X_train, X_valid, y_train, y_valid = train_test_split(X, y, test_size=0.2, random_state=42)

train_pool = Pool(X_train, y_train, cat_features=cat_features_indices)
valid_pool = Pool(X_valid, y_valid, cat_features=cat_features_indices)

def objective(trial):
    # 하이퍼파라미터를 샘플링
    params = {
        "iterations": trial.suggest_int("iterations", 100, 1000),
        "depth": trial.suggest_int("depth", 4, 10),
        "learning_rate": trial.suggest_float("learning_rate", 1e-3, 1.0, log=True),
        "l2_leaf_reg": trial.suggest_float("l2_leaf_reg", 1e-2, 10.0),
        "border_count": trial.suggest_int("border_count", 32, 255),
        "random_strength": trial.suggest_float("random_strength", 1e-9, 10.0),
        "bagging_temperature": trial.suggest_float("bagging_temperature", 0.0, 1.0),
        "od_type": trial.suggest_categorical("od_type", ["IncToDec", "Iter"]),
        "od_wait": trial.suggest_int("od_wait", 10, 50),
        "boosting_type": trial.suggest_categorical("boosting_type", ["Ordered", "Plain"]),
        "verbose": 0,
        "random_seed": 42
    }
    
    # CatBoost 모델 학습
    model = CatBoostClassifier(**params)
    model.fit(train_pool, eval_set=valid_pool, early_stopping_rounds=50, verbose=0)
    
    # 검증 세트에 대한 예측 및 평가
    preds = model.predict(X_valid)
    f1 = f1_score(y_valid, preds)
    
    return f1

# Optuna 스터디 생성 및 최적화
sampler = optuna.samplers.TPESampler(seed=42)
study = optuna.create_study(direction="maximize", sampler=sampler)
study.optimize(objective, n_trials=12)

# 최적의 하이퍼파라미터 출력
print("Best trial:")
trial = study.best_trial

print("  Value: {}".format(trial.value))
print("  Params: ")
for key, value in trial.params.items():
    print("    {}: {}".format(key, value))

In [None]:
# 최적의 하이퍼파라미터로 모델 재학습
cat_best_params = study.best_trial.params
cat_best_params["random_seed"] = 42
cat_best_model = CatBoostClassifier(**cat_best_params)
cat_best_model.fit(X_train, y_train, cat_features=cat_features_indices)

In [None]:
# 위 feature importance를 시각화해봅니다.
importances = pd.Series(cat_best_model.feature_importances_, index=list(X_train.columns))
importances = importances.sort_values(ascending=False)

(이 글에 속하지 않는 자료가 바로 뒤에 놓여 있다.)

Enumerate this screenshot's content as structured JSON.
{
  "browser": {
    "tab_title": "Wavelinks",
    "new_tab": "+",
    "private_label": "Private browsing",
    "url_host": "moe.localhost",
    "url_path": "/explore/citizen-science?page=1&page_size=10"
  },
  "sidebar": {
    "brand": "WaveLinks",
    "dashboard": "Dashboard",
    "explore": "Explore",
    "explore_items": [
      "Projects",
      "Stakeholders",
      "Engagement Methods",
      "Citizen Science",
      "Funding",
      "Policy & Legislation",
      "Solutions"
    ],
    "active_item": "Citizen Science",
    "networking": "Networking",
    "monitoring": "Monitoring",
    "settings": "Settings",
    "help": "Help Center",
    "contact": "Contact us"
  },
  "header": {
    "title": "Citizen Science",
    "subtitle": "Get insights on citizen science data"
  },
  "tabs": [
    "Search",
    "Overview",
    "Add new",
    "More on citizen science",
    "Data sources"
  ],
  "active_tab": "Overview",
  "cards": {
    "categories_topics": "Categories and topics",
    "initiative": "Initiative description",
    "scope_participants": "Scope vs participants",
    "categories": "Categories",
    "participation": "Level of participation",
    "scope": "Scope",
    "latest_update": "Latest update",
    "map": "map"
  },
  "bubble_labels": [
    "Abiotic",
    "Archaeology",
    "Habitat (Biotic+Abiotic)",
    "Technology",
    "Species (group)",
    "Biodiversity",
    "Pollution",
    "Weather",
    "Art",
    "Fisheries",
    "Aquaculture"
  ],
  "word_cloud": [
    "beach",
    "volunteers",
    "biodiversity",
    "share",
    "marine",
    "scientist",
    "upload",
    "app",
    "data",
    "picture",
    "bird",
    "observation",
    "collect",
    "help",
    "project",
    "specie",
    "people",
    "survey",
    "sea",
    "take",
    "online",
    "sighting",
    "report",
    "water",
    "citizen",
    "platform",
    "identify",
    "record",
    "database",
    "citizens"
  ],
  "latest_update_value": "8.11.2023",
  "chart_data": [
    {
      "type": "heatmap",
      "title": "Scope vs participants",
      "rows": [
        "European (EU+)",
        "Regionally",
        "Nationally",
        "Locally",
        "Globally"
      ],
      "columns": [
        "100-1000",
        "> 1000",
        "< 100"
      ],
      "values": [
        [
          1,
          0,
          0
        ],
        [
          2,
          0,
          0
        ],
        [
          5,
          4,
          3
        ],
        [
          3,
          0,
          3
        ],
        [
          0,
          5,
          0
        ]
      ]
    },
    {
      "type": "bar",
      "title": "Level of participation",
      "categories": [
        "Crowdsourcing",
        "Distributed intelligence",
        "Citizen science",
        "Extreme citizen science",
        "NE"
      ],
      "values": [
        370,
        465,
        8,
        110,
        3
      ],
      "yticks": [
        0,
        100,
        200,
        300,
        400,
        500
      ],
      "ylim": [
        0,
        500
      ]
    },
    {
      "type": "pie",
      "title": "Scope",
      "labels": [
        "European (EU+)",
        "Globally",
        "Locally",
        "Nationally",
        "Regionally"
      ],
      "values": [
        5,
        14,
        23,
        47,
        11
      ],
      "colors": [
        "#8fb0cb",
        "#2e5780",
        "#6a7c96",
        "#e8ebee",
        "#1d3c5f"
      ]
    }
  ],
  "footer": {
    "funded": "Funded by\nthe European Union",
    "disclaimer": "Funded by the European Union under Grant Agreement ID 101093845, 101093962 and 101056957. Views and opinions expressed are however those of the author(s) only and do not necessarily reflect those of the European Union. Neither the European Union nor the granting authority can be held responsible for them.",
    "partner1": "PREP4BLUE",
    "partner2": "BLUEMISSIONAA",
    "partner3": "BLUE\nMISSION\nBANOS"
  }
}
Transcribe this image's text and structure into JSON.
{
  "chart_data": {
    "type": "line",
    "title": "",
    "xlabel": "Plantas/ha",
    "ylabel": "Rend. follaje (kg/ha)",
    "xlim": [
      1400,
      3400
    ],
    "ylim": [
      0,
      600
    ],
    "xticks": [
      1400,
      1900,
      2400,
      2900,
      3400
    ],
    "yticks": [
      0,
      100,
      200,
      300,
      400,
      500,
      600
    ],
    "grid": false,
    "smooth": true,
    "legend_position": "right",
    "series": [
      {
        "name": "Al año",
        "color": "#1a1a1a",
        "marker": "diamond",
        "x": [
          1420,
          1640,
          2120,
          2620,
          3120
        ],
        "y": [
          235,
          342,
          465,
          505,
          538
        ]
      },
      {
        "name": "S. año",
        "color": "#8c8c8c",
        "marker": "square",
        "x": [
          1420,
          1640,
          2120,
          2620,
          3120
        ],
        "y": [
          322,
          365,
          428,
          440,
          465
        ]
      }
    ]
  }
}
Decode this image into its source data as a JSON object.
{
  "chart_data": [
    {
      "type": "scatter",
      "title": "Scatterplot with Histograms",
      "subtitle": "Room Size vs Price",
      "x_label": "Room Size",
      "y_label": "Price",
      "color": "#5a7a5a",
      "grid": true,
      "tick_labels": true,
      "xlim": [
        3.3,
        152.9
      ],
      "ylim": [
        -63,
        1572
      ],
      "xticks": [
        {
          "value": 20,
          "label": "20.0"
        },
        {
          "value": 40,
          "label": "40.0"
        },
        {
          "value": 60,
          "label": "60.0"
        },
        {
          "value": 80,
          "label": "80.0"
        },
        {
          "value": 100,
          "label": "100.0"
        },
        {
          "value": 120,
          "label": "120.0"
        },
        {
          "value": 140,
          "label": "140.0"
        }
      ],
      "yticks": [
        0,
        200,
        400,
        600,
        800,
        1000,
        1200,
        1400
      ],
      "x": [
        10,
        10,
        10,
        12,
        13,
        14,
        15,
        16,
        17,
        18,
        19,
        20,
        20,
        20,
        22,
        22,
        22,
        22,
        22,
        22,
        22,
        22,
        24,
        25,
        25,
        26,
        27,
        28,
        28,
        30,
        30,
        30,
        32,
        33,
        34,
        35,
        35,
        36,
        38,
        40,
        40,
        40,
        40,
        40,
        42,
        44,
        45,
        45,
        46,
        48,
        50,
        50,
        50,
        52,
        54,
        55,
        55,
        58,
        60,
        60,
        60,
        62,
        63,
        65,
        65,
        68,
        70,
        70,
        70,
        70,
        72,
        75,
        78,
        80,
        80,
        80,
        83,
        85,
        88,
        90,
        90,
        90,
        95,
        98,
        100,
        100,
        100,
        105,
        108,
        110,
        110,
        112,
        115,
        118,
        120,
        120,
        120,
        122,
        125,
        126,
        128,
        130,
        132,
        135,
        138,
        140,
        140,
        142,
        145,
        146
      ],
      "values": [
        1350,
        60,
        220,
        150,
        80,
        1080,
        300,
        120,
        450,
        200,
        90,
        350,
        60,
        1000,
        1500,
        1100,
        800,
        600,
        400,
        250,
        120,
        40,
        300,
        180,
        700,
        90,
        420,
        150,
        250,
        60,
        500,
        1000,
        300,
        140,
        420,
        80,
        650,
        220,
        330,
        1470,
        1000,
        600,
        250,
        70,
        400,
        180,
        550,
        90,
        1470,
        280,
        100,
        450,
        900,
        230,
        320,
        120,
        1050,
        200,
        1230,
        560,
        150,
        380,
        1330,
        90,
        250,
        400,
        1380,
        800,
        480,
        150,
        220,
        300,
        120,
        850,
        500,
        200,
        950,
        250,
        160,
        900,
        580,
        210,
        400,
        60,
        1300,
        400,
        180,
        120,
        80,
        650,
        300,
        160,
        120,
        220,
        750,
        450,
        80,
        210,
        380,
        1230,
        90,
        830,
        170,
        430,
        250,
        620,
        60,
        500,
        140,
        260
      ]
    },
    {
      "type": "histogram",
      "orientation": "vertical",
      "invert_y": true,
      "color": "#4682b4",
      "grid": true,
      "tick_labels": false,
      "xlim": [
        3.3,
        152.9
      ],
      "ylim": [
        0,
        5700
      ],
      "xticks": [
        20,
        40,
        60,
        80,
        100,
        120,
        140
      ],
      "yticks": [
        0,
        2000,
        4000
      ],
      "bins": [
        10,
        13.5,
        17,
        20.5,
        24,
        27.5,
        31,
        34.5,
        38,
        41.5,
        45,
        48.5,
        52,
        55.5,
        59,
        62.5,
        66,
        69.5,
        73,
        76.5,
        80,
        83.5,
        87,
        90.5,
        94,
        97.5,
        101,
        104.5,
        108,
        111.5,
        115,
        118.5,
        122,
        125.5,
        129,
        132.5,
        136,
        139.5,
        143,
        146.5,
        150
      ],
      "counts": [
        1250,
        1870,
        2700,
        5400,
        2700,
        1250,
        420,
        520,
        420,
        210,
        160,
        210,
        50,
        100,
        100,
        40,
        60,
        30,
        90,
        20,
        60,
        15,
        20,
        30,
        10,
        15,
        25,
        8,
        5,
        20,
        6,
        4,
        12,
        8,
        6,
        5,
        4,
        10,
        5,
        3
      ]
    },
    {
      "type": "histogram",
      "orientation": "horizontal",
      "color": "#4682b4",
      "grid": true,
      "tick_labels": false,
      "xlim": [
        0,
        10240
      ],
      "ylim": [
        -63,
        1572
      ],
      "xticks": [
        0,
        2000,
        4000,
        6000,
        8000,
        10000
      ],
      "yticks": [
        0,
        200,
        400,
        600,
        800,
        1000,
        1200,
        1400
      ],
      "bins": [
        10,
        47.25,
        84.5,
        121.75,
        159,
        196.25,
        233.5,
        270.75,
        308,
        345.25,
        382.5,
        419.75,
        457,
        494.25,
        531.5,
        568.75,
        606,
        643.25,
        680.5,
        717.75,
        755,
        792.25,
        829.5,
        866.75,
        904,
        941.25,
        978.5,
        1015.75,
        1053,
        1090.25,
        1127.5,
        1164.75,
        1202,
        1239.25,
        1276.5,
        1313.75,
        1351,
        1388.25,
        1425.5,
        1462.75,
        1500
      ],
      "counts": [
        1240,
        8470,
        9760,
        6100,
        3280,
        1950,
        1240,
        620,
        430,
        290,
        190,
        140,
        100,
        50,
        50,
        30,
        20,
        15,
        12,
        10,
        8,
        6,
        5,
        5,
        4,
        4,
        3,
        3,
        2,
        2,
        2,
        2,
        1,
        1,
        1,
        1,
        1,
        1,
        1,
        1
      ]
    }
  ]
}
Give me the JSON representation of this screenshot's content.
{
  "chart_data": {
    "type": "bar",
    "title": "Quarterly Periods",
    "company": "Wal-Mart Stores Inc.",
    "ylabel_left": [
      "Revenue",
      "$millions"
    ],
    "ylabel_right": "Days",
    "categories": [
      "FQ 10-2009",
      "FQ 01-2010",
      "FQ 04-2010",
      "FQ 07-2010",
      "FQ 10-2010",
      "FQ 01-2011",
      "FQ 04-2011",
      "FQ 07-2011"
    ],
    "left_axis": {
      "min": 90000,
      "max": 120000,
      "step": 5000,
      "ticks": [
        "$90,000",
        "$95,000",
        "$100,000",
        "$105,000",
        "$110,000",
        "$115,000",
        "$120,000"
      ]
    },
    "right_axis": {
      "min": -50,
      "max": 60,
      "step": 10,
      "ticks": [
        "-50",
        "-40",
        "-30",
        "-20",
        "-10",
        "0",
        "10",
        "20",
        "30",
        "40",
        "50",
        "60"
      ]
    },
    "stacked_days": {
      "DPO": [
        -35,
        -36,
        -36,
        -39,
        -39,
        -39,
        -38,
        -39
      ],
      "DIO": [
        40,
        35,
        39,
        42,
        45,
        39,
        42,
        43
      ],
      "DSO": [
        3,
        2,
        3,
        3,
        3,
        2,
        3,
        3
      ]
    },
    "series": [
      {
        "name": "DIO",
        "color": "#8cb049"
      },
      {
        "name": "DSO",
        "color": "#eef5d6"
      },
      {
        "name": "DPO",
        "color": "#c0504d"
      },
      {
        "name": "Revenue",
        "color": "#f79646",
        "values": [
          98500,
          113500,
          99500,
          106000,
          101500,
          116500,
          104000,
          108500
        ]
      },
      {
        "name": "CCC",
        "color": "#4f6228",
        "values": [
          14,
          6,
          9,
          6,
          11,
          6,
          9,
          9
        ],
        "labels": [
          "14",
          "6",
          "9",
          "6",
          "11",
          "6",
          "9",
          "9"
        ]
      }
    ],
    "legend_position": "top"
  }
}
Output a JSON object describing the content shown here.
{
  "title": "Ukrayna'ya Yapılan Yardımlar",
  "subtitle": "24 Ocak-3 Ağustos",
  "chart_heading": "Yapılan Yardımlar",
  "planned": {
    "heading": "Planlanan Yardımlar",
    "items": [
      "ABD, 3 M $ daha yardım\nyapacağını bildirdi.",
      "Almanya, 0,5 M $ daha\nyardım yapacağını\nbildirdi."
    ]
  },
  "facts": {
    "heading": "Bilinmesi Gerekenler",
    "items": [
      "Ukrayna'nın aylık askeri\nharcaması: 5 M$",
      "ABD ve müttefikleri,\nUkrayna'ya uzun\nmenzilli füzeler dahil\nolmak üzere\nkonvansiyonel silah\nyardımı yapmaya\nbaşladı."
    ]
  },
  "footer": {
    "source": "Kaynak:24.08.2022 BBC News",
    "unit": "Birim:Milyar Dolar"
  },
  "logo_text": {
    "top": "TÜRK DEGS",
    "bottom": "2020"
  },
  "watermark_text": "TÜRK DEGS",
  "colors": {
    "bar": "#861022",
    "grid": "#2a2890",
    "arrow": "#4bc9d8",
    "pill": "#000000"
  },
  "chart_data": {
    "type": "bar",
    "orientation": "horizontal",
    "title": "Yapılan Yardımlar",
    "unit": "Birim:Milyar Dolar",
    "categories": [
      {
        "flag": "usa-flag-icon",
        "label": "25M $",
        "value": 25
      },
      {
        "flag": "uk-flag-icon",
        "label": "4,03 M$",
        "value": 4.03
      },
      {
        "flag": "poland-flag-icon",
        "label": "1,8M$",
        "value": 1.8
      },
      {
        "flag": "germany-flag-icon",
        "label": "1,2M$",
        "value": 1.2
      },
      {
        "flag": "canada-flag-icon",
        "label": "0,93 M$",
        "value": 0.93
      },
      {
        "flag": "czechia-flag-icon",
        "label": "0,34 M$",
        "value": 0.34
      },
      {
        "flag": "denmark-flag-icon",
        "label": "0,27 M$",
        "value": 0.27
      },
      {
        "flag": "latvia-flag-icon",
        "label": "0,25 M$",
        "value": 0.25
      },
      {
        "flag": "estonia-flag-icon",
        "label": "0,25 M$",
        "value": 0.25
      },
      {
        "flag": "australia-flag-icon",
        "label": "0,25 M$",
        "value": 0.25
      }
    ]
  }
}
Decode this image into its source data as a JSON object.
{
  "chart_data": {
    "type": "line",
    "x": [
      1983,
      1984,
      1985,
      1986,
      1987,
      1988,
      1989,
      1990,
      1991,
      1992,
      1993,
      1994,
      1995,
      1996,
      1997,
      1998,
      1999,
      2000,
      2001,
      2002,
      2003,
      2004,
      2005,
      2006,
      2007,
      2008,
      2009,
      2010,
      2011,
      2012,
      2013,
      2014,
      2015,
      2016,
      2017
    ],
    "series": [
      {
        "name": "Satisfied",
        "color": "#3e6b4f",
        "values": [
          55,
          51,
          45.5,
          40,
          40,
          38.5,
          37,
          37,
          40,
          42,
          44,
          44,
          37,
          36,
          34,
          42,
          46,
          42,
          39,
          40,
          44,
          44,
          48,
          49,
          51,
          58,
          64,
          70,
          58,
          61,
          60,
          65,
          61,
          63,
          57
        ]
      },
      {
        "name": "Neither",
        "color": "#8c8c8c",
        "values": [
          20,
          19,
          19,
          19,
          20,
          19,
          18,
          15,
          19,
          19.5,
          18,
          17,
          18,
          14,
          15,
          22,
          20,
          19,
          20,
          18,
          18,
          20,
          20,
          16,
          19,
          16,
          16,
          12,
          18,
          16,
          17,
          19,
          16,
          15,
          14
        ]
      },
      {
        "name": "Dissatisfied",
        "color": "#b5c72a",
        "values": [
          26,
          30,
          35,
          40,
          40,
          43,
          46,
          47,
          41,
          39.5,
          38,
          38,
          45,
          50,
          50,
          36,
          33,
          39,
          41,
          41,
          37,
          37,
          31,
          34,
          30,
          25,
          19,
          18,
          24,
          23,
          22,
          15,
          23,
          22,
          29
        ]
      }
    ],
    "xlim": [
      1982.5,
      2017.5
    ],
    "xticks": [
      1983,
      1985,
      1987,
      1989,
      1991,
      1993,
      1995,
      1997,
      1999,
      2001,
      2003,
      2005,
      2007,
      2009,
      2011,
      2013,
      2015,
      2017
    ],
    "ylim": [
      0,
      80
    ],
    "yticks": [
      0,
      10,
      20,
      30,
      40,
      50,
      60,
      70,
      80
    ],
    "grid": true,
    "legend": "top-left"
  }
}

plt.figure(figsize=(10,8))
plt.title("Feature Importances")
sns.barplot(x=importances, y=importances.index)
plt.show()

In [None]:
pred = cat_best_model.predict(X_valid)
get_clf_eval(y_valid, pred)

In [None]:
# Precision - Recall
y_pred_proba = cat_best_model.predict_proba(X_valid)[:, 1]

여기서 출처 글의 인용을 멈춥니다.